Depictions of adequacy of access must acknowledge service base as well as service location. For many allied health and disability service providers in rural and remote locations, their place of residence or primary business location may be very far from the locations in which services are provided. As such, there are likely to be many errors and inconsistencies in equating service access to the location in which practitioners are registered or based. The reality for many remote disability and health service providers is that much of their time is spent travelling14. This requires more nuanced consideration. Further, with the increasing adoption of telehealth, some of these discrepancies between provider and consumer location will become even more complex.
The notion of adequacy of access should accommodate the reality of multiple provider roles. In many smaller communities, allied health and disability services professionals have multiple roles15. They may also work in acute settings, aged care, private practice or outside of health and disability services. This reality of service delivery is likely to influence workforce statistics and mapping exercises.
Depictions of service adequacy should recognise the reality of ‘loose’ roles. In some remote communities, allied health professionals will often provide services beyond their prescribed role15. For example, the hospital occupational therapist might provide some disability services that would otherwise not be available, regardless of whether the professional is registered or compensated by the NDIS.
Understanding of adequacy of access should also acknowledge the place of non-traditional providers. Likewise, in some cases, community members may contribute skills and time to assist people with disabilities (for example, the local mechanic may repair a wheelchair, or community members may provide assistance with care). This reality of rural and remote contexts is a potential resource that may strengthen social integration but will confound attempts to quantify details of service provision.
Service adequacy is also a function of evidence. To some extent, discussion regarding market diversity or standardisation of services may run counter to the priority for evidence-based practice that underpins all allied health practice. If services provided align with best practice and current evidence, many other factors will be secondary. Whether there are multiple providers, standardised services and choice of provider should be less important than whether those services align with current best practice.
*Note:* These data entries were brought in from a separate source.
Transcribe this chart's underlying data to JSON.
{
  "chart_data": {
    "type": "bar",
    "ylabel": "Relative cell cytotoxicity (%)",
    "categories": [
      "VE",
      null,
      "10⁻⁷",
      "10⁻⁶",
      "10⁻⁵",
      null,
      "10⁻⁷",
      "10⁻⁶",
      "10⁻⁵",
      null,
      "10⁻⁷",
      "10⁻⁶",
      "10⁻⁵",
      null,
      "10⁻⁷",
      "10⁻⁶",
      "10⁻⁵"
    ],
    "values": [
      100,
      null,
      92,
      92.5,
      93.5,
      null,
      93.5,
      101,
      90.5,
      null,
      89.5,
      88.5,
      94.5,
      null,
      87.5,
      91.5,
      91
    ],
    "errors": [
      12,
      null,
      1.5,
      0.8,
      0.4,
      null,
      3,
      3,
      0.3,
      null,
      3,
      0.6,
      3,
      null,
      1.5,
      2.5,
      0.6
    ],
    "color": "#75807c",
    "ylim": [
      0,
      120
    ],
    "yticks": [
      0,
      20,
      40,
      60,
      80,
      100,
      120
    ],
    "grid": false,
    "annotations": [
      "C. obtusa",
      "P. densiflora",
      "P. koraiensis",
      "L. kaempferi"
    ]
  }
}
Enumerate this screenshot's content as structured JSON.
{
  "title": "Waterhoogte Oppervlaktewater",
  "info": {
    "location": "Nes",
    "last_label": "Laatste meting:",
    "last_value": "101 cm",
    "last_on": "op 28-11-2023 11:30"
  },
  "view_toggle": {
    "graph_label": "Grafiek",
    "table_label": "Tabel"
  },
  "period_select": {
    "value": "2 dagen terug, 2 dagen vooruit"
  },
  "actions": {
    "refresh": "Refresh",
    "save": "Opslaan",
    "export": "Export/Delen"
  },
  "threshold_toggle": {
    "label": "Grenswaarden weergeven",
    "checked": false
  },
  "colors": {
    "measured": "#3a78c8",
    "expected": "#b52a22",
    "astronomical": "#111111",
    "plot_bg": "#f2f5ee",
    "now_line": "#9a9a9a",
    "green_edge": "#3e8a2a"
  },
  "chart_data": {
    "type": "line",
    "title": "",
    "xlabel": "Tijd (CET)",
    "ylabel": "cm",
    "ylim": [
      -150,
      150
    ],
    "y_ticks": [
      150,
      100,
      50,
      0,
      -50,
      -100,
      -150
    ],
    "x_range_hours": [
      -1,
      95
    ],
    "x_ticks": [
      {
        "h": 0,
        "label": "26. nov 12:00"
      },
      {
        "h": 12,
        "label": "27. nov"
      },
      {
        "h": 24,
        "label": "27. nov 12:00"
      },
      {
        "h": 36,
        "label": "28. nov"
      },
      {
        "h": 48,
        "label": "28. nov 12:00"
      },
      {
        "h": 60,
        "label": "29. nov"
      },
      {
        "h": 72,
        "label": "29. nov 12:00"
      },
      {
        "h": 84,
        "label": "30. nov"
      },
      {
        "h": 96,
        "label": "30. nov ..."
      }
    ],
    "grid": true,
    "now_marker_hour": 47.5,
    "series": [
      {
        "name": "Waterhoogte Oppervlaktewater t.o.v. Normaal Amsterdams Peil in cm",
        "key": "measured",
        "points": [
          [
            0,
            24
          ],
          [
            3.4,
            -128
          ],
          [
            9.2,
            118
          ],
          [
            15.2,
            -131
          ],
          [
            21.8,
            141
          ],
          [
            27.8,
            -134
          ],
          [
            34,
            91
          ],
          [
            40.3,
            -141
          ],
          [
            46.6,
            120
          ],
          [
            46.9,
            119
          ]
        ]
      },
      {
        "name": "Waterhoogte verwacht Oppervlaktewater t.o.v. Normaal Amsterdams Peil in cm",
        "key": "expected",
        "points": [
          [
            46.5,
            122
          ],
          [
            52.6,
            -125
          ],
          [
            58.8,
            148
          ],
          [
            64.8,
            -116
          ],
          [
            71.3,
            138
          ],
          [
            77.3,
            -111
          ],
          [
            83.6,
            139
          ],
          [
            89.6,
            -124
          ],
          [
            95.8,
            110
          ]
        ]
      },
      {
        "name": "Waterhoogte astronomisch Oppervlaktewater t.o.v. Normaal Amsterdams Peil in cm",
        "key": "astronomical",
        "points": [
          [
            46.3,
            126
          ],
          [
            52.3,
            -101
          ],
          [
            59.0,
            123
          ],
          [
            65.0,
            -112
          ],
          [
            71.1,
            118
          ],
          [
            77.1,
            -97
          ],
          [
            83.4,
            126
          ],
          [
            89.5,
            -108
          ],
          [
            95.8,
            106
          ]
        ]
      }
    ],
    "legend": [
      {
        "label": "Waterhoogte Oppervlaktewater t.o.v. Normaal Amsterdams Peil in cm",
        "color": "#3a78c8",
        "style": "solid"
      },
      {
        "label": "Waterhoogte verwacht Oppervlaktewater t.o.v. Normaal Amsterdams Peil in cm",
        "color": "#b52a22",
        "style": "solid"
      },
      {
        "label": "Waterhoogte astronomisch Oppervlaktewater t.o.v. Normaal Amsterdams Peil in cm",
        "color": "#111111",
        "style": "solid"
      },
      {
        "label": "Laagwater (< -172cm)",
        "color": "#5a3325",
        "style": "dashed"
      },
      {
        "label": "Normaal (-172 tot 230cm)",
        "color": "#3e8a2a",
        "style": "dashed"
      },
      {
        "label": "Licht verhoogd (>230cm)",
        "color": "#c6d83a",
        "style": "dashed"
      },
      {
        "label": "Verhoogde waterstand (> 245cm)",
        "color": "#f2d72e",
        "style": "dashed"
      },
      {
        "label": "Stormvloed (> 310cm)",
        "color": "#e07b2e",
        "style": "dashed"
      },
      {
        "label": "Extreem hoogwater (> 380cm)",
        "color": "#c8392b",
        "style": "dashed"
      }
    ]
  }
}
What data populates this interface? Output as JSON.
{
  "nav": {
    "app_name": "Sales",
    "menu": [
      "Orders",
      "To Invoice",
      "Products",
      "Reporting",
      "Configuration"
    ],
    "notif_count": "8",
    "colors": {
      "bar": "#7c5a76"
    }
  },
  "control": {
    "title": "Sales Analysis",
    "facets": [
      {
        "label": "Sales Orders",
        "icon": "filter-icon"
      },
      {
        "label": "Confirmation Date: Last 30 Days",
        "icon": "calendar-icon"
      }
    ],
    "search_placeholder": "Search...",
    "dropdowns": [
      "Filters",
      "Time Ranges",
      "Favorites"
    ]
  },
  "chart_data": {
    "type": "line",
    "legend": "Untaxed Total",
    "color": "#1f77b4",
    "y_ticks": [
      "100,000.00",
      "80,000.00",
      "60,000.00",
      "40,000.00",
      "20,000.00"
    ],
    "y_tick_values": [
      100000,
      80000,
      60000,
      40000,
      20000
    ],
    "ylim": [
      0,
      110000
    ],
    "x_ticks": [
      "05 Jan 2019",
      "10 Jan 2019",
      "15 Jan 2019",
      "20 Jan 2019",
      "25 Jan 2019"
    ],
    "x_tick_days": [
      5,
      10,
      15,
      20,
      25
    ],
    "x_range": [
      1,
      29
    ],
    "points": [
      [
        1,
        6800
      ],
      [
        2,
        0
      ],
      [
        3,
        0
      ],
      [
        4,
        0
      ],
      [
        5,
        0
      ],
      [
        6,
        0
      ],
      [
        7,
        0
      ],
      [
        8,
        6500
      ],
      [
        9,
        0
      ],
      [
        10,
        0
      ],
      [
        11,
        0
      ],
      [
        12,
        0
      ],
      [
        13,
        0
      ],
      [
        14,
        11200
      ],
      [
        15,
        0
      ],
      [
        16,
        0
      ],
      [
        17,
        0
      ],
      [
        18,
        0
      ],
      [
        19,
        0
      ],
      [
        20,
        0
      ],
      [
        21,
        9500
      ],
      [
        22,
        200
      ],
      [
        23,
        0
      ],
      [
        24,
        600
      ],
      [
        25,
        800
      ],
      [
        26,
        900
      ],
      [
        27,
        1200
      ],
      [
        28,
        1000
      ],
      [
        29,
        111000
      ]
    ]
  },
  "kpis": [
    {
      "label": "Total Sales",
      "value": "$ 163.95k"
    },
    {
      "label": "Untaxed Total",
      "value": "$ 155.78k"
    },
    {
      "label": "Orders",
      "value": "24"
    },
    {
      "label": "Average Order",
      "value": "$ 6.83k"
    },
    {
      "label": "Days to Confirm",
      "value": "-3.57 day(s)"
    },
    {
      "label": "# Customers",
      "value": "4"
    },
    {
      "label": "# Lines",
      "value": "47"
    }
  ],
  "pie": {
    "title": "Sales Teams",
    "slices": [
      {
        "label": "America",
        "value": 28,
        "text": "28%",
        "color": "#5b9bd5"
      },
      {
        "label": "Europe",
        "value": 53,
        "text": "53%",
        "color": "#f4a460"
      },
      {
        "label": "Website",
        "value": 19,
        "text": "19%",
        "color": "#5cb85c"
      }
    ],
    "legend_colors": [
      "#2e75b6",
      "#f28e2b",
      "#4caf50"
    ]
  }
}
The concerns and considerations highlighted in this commentary have arisen from the authors’ uneasiness about too much reliance on quantitative or spatial data and methods to depict thin markets. In response we have highlighted a few of the factors that might be considered if we are to meaningfully depict the adequacy and availability of disability services in rural and remote communities. Our analysis suggests that nuanced approaches, recognising consumer and community considerations and provider realities will be important. However, most rural and remote consumers and families may not have had exposure to a full range of services and so may not be able to advocate for more nuanced approaches that may more appropriately meet their needs. Further, incorporating consumer-, community- and provider-relevant considerations into models or monitoring systems will be challenging, but necessary.
Policymakers, funding bodies and service provider agencies require objective indicators that can be collected and monitored to ensure quality, equity and access. The challenge facing all stakeholders is to develop new indicators that are meaningfully reflective of the realities of rural and remote consumers, families, communities and service providers, as well as market realities.